Bank of Canada maintains the rate. Subtly acknowledging rate that their rate increases have dampened economic activity. Weaker demand and higher borrowing costs are weighing on business investment.
Inflation has been easing in most economies. Higher interest rates are moderating inflation in many goods that people buy on credit, and this is spreading to services.
However, the labour market remains tight, wage pressures persist. Inflation in rent and other housing costs remains high, in addition to elevated mortgage interest costs. Oil prices are higher than was assumed, and the war in Israel and Gaza is a new source of geopolitical uncertainty.

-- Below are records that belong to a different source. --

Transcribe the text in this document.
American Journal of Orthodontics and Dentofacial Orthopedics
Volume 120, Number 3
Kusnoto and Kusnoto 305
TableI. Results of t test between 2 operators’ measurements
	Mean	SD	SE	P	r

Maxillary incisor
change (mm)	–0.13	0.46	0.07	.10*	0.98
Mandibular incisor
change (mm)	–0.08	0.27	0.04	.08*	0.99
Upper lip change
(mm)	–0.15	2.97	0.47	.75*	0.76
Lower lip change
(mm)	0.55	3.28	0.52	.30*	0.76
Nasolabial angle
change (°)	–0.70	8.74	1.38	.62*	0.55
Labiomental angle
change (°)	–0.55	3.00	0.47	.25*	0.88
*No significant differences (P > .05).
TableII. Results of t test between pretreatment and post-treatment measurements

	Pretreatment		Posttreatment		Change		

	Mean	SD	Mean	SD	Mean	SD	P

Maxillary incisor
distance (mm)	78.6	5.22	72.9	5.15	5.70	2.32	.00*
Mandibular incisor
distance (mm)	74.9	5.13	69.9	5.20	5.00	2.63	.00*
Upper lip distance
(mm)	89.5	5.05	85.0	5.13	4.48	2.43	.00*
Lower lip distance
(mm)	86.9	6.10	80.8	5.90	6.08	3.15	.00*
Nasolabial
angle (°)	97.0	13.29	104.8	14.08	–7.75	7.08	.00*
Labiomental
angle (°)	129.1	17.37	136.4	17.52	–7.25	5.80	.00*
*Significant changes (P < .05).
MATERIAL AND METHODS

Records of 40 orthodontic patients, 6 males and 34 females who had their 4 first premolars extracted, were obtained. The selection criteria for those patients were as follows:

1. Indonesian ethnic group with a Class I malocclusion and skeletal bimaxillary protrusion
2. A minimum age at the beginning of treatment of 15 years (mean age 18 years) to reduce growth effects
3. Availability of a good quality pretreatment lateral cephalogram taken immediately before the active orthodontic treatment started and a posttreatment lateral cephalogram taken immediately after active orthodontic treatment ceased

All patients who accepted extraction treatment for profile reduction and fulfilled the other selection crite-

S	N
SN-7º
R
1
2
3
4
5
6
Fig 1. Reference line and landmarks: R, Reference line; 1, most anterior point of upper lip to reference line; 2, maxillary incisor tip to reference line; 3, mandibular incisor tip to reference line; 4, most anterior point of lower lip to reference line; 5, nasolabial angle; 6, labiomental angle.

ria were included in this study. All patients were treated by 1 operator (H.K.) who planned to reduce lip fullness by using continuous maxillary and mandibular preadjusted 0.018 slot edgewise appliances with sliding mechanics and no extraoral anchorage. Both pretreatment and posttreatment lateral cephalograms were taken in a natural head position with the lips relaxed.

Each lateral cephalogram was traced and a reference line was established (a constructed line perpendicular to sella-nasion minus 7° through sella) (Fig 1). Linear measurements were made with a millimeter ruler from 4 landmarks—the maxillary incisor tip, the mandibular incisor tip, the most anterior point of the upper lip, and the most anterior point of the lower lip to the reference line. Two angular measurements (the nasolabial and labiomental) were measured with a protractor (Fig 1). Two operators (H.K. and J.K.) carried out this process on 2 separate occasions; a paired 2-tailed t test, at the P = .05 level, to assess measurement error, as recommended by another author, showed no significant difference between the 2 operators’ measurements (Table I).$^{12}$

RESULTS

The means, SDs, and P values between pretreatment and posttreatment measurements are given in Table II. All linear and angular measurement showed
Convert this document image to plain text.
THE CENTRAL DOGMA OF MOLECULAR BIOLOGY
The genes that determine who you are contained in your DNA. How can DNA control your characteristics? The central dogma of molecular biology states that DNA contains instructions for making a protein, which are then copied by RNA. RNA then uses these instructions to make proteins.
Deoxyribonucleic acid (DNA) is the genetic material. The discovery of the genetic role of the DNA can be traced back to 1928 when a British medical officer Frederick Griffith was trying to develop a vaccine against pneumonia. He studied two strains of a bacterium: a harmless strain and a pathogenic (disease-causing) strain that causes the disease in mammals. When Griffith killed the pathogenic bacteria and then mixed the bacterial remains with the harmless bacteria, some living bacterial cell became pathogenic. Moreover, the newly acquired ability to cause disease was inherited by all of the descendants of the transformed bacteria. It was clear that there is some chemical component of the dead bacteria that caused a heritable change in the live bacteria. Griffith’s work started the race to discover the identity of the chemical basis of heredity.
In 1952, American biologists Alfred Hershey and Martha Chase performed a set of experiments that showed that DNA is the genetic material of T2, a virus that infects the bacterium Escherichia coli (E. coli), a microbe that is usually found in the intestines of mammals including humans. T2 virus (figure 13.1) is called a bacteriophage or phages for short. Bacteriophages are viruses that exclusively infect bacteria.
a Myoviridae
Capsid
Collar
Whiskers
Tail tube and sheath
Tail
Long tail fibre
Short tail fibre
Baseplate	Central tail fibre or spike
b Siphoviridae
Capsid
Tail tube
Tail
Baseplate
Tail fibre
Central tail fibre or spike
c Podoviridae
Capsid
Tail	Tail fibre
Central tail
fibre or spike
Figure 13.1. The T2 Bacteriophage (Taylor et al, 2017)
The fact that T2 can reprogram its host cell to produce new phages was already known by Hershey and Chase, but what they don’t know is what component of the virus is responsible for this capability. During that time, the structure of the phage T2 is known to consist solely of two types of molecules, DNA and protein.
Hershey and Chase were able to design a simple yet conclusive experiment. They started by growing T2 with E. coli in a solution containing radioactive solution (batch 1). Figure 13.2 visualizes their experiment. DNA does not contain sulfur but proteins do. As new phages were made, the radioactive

Overall, a range of indicators suggest that supply and demand are now approaching balance. But, the Bank’s preferred measures of core inflation show little downward momentum. The near-term path is higher because of energy prices and ongoing persistence in core inflation. Today’s estimate for reaching the desired ‘2%’ CPI inflation target is now 2025.
To tame rate cut expectations, the announcement ends with the repeated statement “The Bank is prepared to raise the policy rate further if needed”.
Next BoC meeting in December 6, 2023. US Fed will make their next rate announcement Nov 1, 2023. Both countries are expected to now be in lock step with their decision to pause rates.
So for now, it looks like interest rates will be ‘higher for longer’. Rate cuts would be a drastic move, but there is much global uncertainty.